Soon after opening a barre studio in Frederick, Maryland, Taryn Sisco and Megan Ellis were stunned to discover hate mail from a stranger calling them fat, overweight, and “bordering on obese.”
Now, they are fighting back with passionate online posts condemning body shaming and calling out the writer for bullying, with the incident receiving national attention.
Ellis found it particularly hurtful that the letter apparently came from a woman.
“Women just need to start building each other up versus tearing each other down,” Ellis, 35, told TODAY.
“She doesn’t know Taryn and I and the struggles that we’ve overcome and where we are in our fitness journey.”

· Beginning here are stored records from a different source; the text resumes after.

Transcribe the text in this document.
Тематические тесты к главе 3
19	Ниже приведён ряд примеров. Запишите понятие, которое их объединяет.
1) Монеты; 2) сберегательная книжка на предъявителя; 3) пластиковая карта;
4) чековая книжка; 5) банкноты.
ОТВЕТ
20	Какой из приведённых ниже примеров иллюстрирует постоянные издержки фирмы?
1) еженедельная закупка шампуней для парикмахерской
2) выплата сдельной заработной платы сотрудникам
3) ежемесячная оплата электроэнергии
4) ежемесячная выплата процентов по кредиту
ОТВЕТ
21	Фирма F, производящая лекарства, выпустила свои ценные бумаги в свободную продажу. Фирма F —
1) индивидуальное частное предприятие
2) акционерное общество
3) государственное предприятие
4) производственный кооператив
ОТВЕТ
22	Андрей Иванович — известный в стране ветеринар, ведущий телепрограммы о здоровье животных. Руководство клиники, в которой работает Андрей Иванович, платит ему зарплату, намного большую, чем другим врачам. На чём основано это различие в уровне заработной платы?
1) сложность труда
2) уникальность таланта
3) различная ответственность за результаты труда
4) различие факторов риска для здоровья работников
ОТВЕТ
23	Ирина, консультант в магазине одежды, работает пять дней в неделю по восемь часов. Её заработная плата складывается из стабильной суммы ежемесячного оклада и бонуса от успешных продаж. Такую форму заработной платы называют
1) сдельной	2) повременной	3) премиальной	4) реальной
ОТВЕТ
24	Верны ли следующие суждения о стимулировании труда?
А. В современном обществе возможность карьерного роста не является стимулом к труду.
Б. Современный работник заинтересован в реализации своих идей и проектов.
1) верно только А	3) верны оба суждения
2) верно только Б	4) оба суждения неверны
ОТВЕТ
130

When the Barre East Fitness Studio celebrated its grand opening earlier this month, a smiling Sisco and Ellis were profiled in the business section of the local newspaper, The Frederick News-Post. Sisco and Ellis are co-managers as well as instructors at the studio.
A few days after the story appeared, the women opened their business mail to find a copy of the article with prickly remarks scribbled all over their photo, including an arrow pointing to Sisco with the comment “you are overweight” and an arrow pointing to Ellis with the note “you are fat, bordering on obese.”
“I’m so tired of seeing articles espousing fitness and health while those in the pictures are neither,” another handwritten comment complains. “You do not model a healthy lifestyle.”
The women believe they know who sent the letter because there was a return address label on the envelope, but they don’t intend to release the sender’s name. Instead, they have opened up about the incident on Facebook, where Sisco, 40, revealed she overcame an eating disorder and body image issues in her 20s.
In a blog post, Sisco and Ellis express hope that the letter writer will take one of their classes.
“Judging anyone based on their looks or a picture is just sad,” they write. “We truly love our clients, we celebrate their successes… we don't have to look like ‘Gym Barbie’ to do that.”
The reaction has been “wonderful,” with people from all over the country leaving comments of support, Ellis said.
The women have never met the letter writer and they have not heard from her again, she noted. They would accept her apology if it came to that, she added.
“Healthy is different on everybody. You can be skinny and be unhealthy, and you can be a little bit larger and be healthier,” Ellis said.
“She doesn’t know us… it was just someone in the community who read our article, saw our picture and clearly had a lot of negative things to say.”